Em Goiás, as cidades do “deserto” se concentram na região central do Estado. Uma delas é Itapuranga, a cinco horas de carro de Brasília. Tradicionalmente, o município é base eleitoral de políticos tucanos e do PP: em 2018, os mais votados ali foram os ex-deputados Jean Carlo (PSDB) e Balestra (PP). Juntos, tiveram quase metade dos sufrágios, mas não se elegeram. Para completar, Itapuranga elegeu um prefeito do PT, em 2020, após anos de dirigentes de direita. Diante disso, a prefeitura da cidade, de 25,5 mil habitantes, recebeu só R$ 652 mil de orçamento secreto – ou R$ 25,51 por morador, 67% a menos que a média nacional, de R$ 78,28.

O centro de Itapuranga tem aspecto bem tratado, com ruas sem buracos. Na praça central, crianças brincam à tarde sobre a grama recém-aparada. Mesmo assim, há problemas, principalmente na saúde. “Meu neto (bebê) teve uma infecção no pulmão. Tivemos que ir a Faina (cidade de 7 mil habitantes, a 46 minutos de carro) para ele ser atendido direito. Checaram ouvido, garganta, tudo. Foi bem melhor”, diz a trabalhadora rural Cléia do Socorro Vieira, de 37 anos. “Se precisar de um raio-X com laudo, aqui não tem. O atendimento é péssimo.”

Entenda: cruzamento de dados permite identificar “desertos”

Para identificar os “desertos”, o Estadão viajou 5,3 mil quilômetros e consultou três fontes de informações: o portal de Dados Abertos do Tribunal Superior Eleitoral (TSE), que abriga milhares de planilhas sobre as eleições no País; o site do Instituto Brasileiro de Geografia e Estatística (IBGE), que fornece referências demográficas das cidades, e o Orçamento da União, acessado por meio da ferramenta Siga Brasil, mantida pelo Senado.

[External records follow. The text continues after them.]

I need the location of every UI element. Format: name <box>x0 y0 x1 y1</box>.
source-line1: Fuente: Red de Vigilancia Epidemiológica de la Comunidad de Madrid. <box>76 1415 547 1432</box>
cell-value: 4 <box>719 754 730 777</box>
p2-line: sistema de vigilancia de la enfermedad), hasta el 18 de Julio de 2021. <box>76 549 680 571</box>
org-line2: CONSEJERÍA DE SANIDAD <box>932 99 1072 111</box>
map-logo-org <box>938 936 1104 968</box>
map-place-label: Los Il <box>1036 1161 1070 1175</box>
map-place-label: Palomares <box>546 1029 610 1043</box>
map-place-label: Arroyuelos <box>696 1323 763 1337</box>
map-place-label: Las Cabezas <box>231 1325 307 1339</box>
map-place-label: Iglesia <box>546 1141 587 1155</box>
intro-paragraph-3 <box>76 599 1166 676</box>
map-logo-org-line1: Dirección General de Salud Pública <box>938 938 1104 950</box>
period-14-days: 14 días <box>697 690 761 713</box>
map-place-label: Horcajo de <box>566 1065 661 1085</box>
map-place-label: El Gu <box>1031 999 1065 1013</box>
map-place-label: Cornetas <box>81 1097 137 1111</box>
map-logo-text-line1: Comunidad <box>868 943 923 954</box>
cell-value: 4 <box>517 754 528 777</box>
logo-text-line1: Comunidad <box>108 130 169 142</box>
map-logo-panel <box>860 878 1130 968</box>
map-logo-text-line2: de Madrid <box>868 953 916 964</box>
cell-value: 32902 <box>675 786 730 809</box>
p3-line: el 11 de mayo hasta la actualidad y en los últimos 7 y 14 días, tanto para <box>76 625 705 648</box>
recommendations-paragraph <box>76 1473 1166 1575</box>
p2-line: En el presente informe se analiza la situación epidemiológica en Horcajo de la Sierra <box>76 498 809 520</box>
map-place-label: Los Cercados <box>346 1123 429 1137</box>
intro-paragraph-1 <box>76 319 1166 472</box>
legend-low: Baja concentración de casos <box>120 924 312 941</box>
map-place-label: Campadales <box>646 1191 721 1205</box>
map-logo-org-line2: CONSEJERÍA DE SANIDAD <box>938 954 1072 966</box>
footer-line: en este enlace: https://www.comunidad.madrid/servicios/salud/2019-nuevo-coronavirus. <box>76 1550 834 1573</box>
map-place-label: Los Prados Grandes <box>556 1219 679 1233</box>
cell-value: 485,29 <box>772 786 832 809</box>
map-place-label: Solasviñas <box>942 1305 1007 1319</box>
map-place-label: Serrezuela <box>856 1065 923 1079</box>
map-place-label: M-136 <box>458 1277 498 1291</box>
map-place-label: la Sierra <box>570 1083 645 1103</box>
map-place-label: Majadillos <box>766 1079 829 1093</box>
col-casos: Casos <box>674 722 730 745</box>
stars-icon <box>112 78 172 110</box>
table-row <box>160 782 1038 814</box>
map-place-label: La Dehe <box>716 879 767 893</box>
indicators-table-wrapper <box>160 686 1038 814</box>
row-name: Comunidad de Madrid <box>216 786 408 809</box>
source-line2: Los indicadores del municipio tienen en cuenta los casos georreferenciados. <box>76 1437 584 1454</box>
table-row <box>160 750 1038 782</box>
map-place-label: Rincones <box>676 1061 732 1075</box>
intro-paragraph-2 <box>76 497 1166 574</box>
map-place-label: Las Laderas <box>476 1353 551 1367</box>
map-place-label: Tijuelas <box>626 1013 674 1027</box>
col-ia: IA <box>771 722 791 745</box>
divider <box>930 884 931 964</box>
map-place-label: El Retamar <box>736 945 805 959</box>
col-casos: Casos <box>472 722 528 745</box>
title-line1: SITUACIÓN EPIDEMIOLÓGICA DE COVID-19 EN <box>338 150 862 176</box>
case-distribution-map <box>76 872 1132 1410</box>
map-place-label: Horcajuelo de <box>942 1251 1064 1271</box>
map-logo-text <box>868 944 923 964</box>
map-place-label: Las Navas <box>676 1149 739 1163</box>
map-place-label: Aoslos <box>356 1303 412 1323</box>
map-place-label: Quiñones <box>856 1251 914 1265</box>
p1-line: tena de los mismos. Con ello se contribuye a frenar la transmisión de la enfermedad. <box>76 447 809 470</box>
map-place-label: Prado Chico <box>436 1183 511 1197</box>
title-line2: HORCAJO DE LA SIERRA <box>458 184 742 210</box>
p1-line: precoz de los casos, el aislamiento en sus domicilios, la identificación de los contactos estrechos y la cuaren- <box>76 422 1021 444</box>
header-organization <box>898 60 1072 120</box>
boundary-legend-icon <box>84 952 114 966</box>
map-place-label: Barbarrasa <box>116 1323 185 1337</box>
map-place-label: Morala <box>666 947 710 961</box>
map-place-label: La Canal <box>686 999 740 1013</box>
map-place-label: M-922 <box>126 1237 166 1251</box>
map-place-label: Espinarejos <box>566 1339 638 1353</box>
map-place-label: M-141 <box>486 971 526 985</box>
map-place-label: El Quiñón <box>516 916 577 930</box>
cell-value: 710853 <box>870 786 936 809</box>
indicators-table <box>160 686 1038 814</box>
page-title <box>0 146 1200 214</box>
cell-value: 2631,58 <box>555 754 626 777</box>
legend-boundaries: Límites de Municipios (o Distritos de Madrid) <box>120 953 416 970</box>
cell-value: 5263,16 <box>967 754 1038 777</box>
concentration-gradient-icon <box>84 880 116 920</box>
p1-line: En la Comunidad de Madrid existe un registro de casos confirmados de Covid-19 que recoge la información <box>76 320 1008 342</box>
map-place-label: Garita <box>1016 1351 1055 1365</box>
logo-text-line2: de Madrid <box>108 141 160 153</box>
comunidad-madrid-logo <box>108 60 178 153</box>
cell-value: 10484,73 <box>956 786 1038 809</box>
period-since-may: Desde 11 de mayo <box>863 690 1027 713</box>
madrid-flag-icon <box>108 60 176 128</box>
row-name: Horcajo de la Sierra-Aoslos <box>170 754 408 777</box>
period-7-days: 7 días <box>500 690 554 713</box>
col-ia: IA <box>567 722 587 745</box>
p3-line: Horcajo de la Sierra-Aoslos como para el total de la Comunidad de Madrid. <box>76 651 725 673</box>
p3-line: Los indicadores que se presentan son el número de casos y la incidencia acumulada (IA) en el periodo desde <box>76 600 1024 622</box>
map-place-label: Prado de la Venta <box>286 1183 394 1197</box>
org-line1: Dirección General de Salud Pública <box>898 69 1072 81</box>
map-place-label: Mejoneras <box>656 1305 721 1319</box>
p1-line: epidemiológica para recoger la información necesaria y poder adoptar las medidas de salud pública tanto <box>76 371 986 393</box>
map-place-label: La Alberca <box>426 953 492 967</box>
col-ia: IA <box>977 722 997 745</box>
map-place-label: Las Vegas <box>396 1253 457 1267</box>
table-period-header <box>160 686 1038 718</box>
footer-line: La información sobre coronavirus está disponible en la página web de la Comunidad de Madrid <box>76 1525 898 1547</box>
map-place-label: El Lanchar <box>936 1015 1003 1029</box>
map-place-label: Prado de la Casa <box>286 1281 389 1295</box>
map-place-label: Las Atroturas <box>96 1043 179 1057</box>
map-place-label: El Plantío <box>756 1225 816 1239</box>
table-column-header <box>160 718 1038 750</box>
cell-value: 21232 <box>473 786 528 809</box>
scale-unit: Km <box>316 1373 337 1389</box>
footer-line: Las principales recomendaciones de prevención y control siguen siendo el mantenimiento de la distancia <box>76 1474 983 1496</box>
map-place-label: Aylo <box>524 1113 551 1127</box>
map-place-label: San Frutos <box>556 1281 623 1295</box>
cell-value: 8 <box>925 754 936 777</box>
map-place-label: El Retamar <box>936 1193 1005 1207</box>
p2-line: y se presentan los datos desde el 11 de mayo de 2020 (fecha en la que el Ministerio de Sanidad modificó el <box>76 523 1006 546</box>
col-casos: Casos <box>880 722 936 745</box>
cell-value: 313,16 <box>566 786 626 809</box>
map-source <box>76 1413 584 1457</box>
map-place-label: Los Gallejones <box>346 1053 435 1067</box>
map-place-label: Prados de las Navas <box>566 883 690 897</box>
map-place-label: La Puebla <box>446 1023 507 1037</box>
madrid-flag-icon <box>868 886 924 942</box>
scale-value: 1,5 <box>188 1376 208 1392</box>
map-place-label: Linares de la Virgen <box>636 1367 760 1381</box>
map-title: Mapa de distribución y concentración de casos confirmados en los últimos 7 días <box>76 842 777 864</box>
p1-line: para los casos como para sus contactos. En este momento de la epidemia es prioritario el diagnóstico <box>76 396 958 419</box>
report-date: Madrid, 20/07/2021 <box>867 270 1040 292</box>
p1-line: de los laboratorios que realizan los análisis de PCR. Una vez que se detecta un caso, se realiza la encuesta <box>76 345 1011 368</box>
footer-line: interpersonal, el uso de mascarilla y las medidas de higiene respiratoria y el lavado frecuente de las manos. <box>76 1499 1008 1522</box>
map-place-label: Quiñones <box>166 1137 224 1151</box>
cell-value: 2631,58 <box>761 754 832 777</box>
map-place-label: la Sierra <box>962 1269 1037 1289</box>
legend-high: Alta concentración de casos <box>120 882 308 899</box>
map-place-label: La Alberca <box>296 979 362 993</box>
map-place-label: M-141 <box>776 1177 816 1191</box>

Todas as três bases de dados possuem uma coluna em comum: o código do município, atribuído pelo IBGE. Esse número de seis dígitos é o “CPF” de cada cidade brasileira e nunca muda: mesmo que o município seja rebatizado ou tenha o nome grafado errado, o código continua o mesmo.

O cruzamento resultou num banco de dados com 9,5 milhões de células, com detalhes sobre cada um dos municípios do País. Graças ao cruzamento, é possível juntar as informações e calcular o valor per capita das emendas parlamentares recebidas pela prefeitura daquela cidade, isto é, o montante total dividido pela população do município. É possível também agrupar as cidades de acordo com o resultado obtido na disputa para a Câmara dos Deputados, em 2018, para checar se há similaridades ou diferenças entre elas.

Para saber se as prefeituras dessas cidades receberam mais ou menos recursos que o esperado, a reportagem comparou o grupo com o conjunto de municípios brasileiros com população equivalente. De todas as cidades do País, 84 têm população maior do que aquelas dos “desertos”. São grandes e médios municípios, onde o dinheiro federal tem menos impacto. Por isso, foram excluídos da amostra.

Capitais como São Paulo (SP), Belo Horizonte (MG) e Salvador (BA) têm mecanismos diferentes de captação de investimentos, além de gerar receitas próprias – algo distante da realidade das cidades pequenas, objeto da reportagem. Misturar as duas categorias seria comparar coisas não equivalentes. A escolha foi validada por especialistas consultados pelo Estadão.